Further, the Chairman said that in 2022 RFHL has strengthened its sustainability focus, by adding capacity and executing capability to the Group through the creation of an Office of Sustainability.
“Additionally, through our Group flagship Power to Make a Difference Programme we are forging new, valued partnerships with NGOs and groups whose specific focus aligns to the pillars of our sustainability and Environmental, Social and Governance (ESG) effort. By continuing our focus on responsible banking and sustainability, our goal is to actively shape a more sustainable future for all,” he said.

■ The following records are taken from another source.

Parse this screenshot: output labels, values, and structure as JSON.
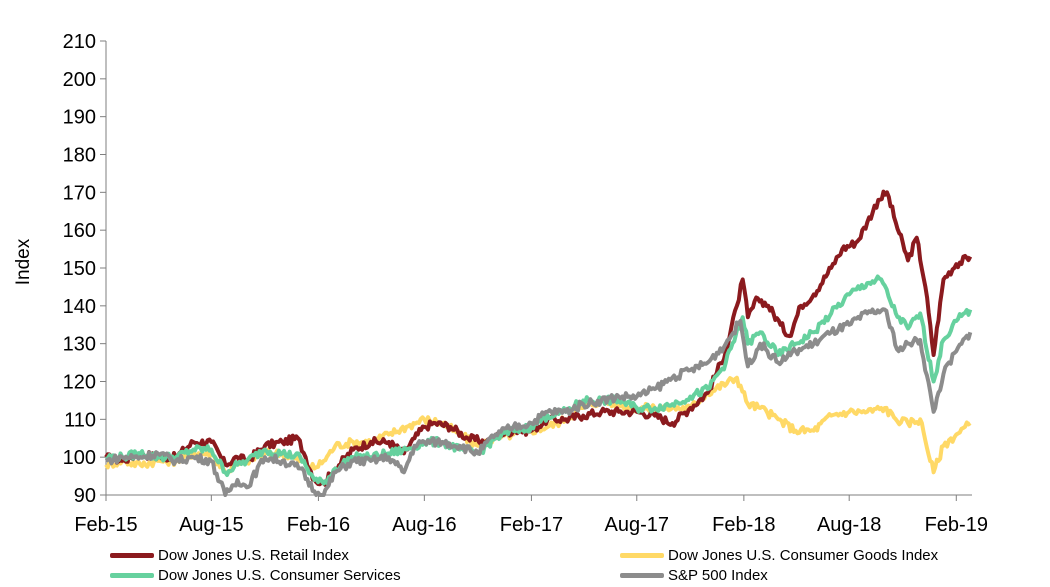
{
  "chart_data": {
    "type": "line",
    "title": "",
    "xlabel": "",
    "ylabel": "Index",
    "ylim": [
      90,
      210
    ],
    "yticks": [
      90,
      100,
      110,
      120,
      130,
      140,
      150,
      160,
      170,
      180,
      190,
      200,
      210
    ],
    "xlim": [
      "2015-02-01",
      "2019-02-28"
    ],
    "xticks": [
      {
        "label": "Feb-15",
        "date": "2015-02-01"
      },
      {
        "label": "Aug-15",
        "date": "2015-08-01"
      },
      {
        "label": "Feb-16",
        "date": "2016-02-01"
      },
      {
        "label": "Aug-16",
        "date": "2016-08-01"
      },
      {
        "label": "Feb-17",
        "date": "2017-02-01"
      },
      {
        "label": "Aug-17",
        "date": "2017-08-01"
      },
      {
        "label": "Feb-18",
        "date": "2018-02-01"
      },
      {
        "label": "Aug-18",
        "date": "2018-08-01"
      },
      {
        "label": "Feb-19",
        "date": "2019-02-01"
      }
    ],
    "grid": false,
    "legend_position": "bottom",
    "series": [
      {
        "name": "Dow Jones U.S. Retail Index",
        "color": "#8B1A1E",
        "points": [
          [
            "2015-02-01",
            100
          ],
          [
            "2015-03-01",
            99
          ],
          [
            "2015-04-01",
            101
          ],
          [
            "2015-05-01",
            100
          ],
          [
            "2015-06-01",
            100
          ],
          [
            "2015-07-01",
            104
          ],
          [
            "2015-08-01",
            104
          ],
          [
            "2015-08-25",
            98
          ],
          [
            "2015-09-15",
            100
          ],
          [
            "2015-10-01",
            99
          ],
          [
            "2015-11-01",
            103
          ],
          [
            "2015-12-01",
            104
          ],
          [
            "2015-12-28",
            105
          ],
          [
            "2016-01-10",
            100
          ],
          [
            "2016-01-25",
            94
          ],
          [
            "2016-02-10",
            93
          ],
          [
            "2016-03-01",
            97
          ],
          [
            "2016-04-01",
            102
          ],
          [
            "2016-05-01",
            104
          ],
          [
            "2016-06-01",
            104
          ],
          [
            "2016-06-27",
            101
          ],
          [
            "2016-07-15",
            105
          ],
          [
            "2016-08-01",
            108
          ],
          [
            "2016-08-20",
            109
          ],
          [
            "2016-09-15",
            108
          ],
          [
            "2016-10-15",
            105
          ],
          [
            "2016-11-15",
            104
          ],
          [
            "2016-12-10",
            106
          ],
          [
            "2017-01-01",
            107
          ],
          [
            "2017-02-01",
            107
          ],
          [
            "2017-03-01",
            110
          ],
          [
            "2017-04-01",
            110
          ],
          [
            "2017-05-01",
            111
          ],
          [
            "2017-06-01",
            112
          ],
          [
            "2017-07-01",
            112
          ],
          [
            "2017-08-01",
            112
          ],
          [
            "2017-09-01",
            111
          ],
          [
            "2017-10-01",
            109
          ],
          [
            "2017-11-01",
            113
          ],
          [
            "2017-12-01",
            117
          ],
          [
            "2018-01-01",
            128
          ],
          [
            "2018-01-20",
            140
          ],
          [
            "2018-01-30",
            147
          ],
          [
            "2018-02-08",
            137
          ],
          [
            "2018-02-25",
            142
          ],
          [
            "2018-03-15",
            140
          ],
          [
            "2018-04-05",
            135
          ],
          [
            "2018-04-20",
            132
          ],
          [
            "2018-05-10",
            140
          ],
          [
            "2018-06-01",
            143
          ],
          [
            "2018-07-01",
            150
          ],
          [
            "2018-07-20",
            155
          ],
          [
            "2018-08-15",
            157
          ],
          [
            "2018-09-01",
            162
          ],
          [
            "2018-09-20",
            168
          ],
          [
            "2018-10-05",
            170
          ],
          [
            "2018-10-20",
            162
          ],
          [
            "2018-11-10",
            152
          ],
          [
            "2018-11-25",
            158
          ],
          [
            "2018-12-10",
            145
          ],
          [
            "2018-12-24",
            127
          ],
          [
            "2019-01-10",
            147
          ],
          [
            "2019-02-01",
            151
          ],
          [
            "2019-02-25",
            153
          ]
        ]
      },
      {
        "name": "Dow Jones U.S. Consumer Goods Index",
        "color": "#FFD966",
        "points": [
          [
            "2015-02-01",
            98
          ],
          [
            "2015-03-01",
            99
          ],
          [
            "2015-04-01",
            98
          ],
          [
            "2015-05-01",
            99
          ],
          [
            "2015-06-01",
            99
          ],
          [
            "2015-07-01",
            101
          ],
          [
            "2015-08-01",
            101
          ],
          [
            "2015-08-25",
            96
          ],
          [
            "2015-09-15",
            98
          ],
          [
            "2015-10-01",
            99
          ],
          [
            "2015-11-01",
            101
          ],
          [
            "2015-12-01",
            101
          ],
          [
            "2016-01-01",
            99
          ],
          [
            "2016-01-25",
            97
          ],
          [
            "2016-02-10",
            99
          ],
          [
            "2016-03-01",
            103
          ],
          [
            "2016-04-01",
            104
          ],
          [
            "2016-05-01",
            104
          ],
          [
            "2016-06-01",
            106
          ],
          [
            "2016-07-01",
            108
          ],
          [
            "2016-08-01",
            110
          ],
          [
            "2016-09-01",
            109
          ],
          [
            "2016-10-01",
            106
          ],
          [
            "2016-11-01",
            103
          ],
          [
            "2016-12-01",
            105
          ],
          [
            "2017-01-01",
            106
          ],
          [
            "2017-02-01",
            107
          ],
          [
            "2017-03-01",
            108
          ],
          [
            "2017-04-01",
            110
          ],
          [
            "2017-05-01",
            113
          ],
          [
            "2017-06-01",
            115
          ],
          [
            "2017-07-01",
            114
          ],
          [
            "2017-08-01",
            113
          ],
          [
            "2017-09-01",
            113
          ],
          [
            "2017-10-01",
            113
          ],
          [
            "2017-11-01",
            113
          ],
          [
            "2017-12-01",
            117
          ],
          [
            "2018-01-20",
            121
          ],
          [
            "2018-02-08",
            114
          ],
          [
            "2018-03-01",
            113
          ],
          [
            "2018-04-01",
            110
          ],
          [
            "2018-05-01",
            107
          ],
          [
            "2018-06-01",
            107
          ],
          [
            "2018-07-01",
            111
          ],
          [
            "2018-08-01",
            112
          ],
          [
            "2018-09-01",
            112
          ],
          [
            "2018-10-01",
            113
          ],
          [
            "2018-10-20",
            110
          ],
          [
            "2018-11-10",
            109
          ],
          [
            "2018-12-01",
            110
          ],
          [
            "2018-12-24",
            96
          ],
          [
            "2019-01-10",
            103
          ],
          [
            "2019-02-01",
            106
          ],
          [
            "2019-02-25",
            109
          ]
        ]
      },
      {
        "name": "Dow Jones U.S. Consumer Services",
        "color": "#66D19E",
        "points": [
          [
            "2015-02-01",
            100
          ],
          [
            "2015-03-01",
            100
          ],
          [
            "2015-04-01",
            101
          ],
          [
            "2015-05-01",
            100
          ],
          [
            "2015-06-01",
            100
          ],
          [
            "2015-07-01",
            102
          ],
          [
            "2015-08-01",
            102
          ],
          [
            "2015-08-25",
            96
          ],
          [
            "2015-09-15",
            98
          ],
          [
            "2015-10-01",
            99
          ],
          [
            "2015-11-01",
            102
          ],
          [
            "2015-12-01",
            101
          ],
          [
            "2016-01-01",
            100
          ],
          [
            "2016-01-25",
            94
          ],
          [
            "2016-02-10",
            93
          ],
          [
            "2016-03-01",
            97
          ],
          [
            "2016-04-01",
            100
          ],
          [
            "2016-05-01",
            100
          ],
          [
            "2016-06-01",
            101
          ],
          [
            "2016-07-01",
            102
          ],
          [
            "2016-08-01",
            104
          ],
          [
            "2016-09-01",
            104
          ],
          [
            "2016-10-01",
            102
          ],
          [
            "2016-11-01",
            101
          ],
          [
            "2016-12-01",
            105
          ],
          [
            "2017-01-01",
            107
          ],
          [
            "2017-02-01",
            108
          ],
          [
            "2017-03-01",
            111
          ],
          [
            "2017-04-01",
            112
          ],
          [
            "2017-05-01",
            115
          ],
          [
            "2017-06-01",
            115
          ],
          [
            "2017-07-01",
            115
          ],
          [
            "2017-08-01",
            113
          ],
          [
            "2017-09-01",
            113
          ],
          [
            "2017-10-01",
            114
          ],
          [
            "2017-11-01",
            116
          ],
          [
            "2017-12-01",
            118
          ],
          [
            "2018-01-01",
            125
          ],
          [
            "2018-01-30",
            137
          ],
          [
            "2018-02-08",
            130
          ],
          [
            "2018-03-01",
            133
          ],
          [
            "2018-04-01",
            127
          ],
          [
            "2018-05-01",
            130
          ],
          [
            "2018-06-01",
            133
          ],
          [
            "2018-07-01",
            138
          ],
          [
            "2018-08-01",
            143
          ],
          [
            "2018-09-01",
            146
          ],
          [
            "2018-09-25",
            147
          ],
          [
            "2018-10-20",
            138
          ],
          [
            "2018-11-10",
            134
          ],
          [
            "2018-12-01",
            138
          ],
          [
            "2018-12-24",
            120
          ],
          [
            "2019-01-10",
            131
          ],
          [
            "2019-02-01",
            136
          ],
          [
            "2019-02-25",
            139
          ]
        ]
      },
      {
        "name": "S&P 500 Index",
        "color": "#8C8C8C",
        "points": [
          [
            "2015-02-01",
            99
          ],
          [
            "2015-03-01",
            100
          ],
          [
            "2015-04-01",
            100
          ],
          [
            "2015-05-01",
            101
          ],
          [
            "2015-06-01",
            99
          ],
          [
            "2015-07-01",
            100
          ],
          [
            "2015-08-01",
            99
          ],
          [
            "2015-08-25",
            90
          ],
          [
            "2015-09-15",
            94
          ],
          [
            "2015-10-01",
            92
          ],
          [
            "2015-11-01",
            100
          ],
          [
            "2015-12-01",
            99
          ],
          [
            "2016-01-01",
            97
          ],
          [
            "2016-01-25",
            91
          ],
          [
            "2016-02-10",
            90
          ],
          [
            "2016-03-01",
            96
          ],
          [
            "2016-04-01",
            99
          ],
          [
            "2016-05-01",
            99
          ],
          [
            "2016-06-01",
            100
          ],
          [
            "2016-06-27",
            96
          ],
          [
            "2016-07-15",
            103
          ],
          [
            "2016-08-01",
            104
          ],
          [
            "2016-09-01",
            104
          ],
          [
            "2016-10-01",
            103
          ],
          [
            "2016-11-01",
            101
          ],
          [
            "2016-12-01",
            106
          ],
          [
            "2017-01-01",
            108
          ],
          [
            "2017-02-01",
            109
          ],
          [
            "2017-03-01",
            112
          ],
          [
            "2017-04-01",
            112
          ],
          [
            "2017-05-01",
            114
          ],
          [
            "2017-06-01",
            115
          ],
          [
            "2017-07-01",
            116
          ],
          [
            "2017-08-01",
            116
          ],
          [
            "2017-09-01",
            118
          ],
          [
            "2017-10-01",
            121
          ],
          [
            "2017-11-01",
            123
          ],
          [
            "2017-12-01",
            125
          ],
          [
            "2018-01-01",
            130
          ],
          [
            "2018-01-26",
            136
          ],
          [
            "2018-02-08",
            124
          ],
          [
            "2018-03-01",
            130
          ],
          [
            "2018-04-01",
            125
          ],
          [
            "2018-05-01",
            128
          ],
          [
            "2018-06-01",
            130
          ],
          [
            "2018-07-01",
            133
          ],
          [
            "2018-08-01",
            135
          ],
          [
            "2018-09-01",
            138
          ],
          [
            "2018-10-01",
            139
          ],
          [
            "2018-10-25",
            128
          ],
          [
            "2018-11-10",
            130
          ],
          [
            "2018-12-01",
            131
          ],
          [
            "2018-12-24",
            112
          ],
          [
            "2019-01-10",
            122
          ],
          [
            "2019-02-01",
            128
          ],
          [
            "2019-02-25",
            133
          ]
        ]
      }
    ]
  },
  "legend": [
    {
      "label": "Dow Jones U.S. Retail Index",
      "color": "#8B1A1E"
    },
    {
      "label": "Dow Jones U.S. Consumer Goods Index",
      "color": "#FFD966"
    },
    {
      "label": "Dow Jones U.S. Consumer Services",
      "color": "#66D19E"
    },
    {
      "label": "S&P 500 Index",
      "color": "#8C8C8C"
    }
  ]
}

The Board of Directors has declared a final dividend of US$0.52 (2021: US$0.45) per share, which brings the total dividend to US$110.1 M or US$0.67 (2021: US$0.60) per share for the fiscal year, an increase of 12.5 percent in total dividend payment over 2021, and in line with the 2019 dividend payment. At a closing share price of US$20.96, this dividend represents a dividend yield of 3.21 percent (2021: 2.93%). The final dividend will be paid on December 1, 2022, to all shareholders of record on November 17, 2022.
Describing the 2022 performance as “good” despite both challenges and uncertainty, Chairman Pereira said that, “This success could not have been realized without the talented, resilient and dedicated staff across each of the fourteen (14) countries in which we operate. For their continued high level of commitment and their dedication to our customers, I am truly grateful.”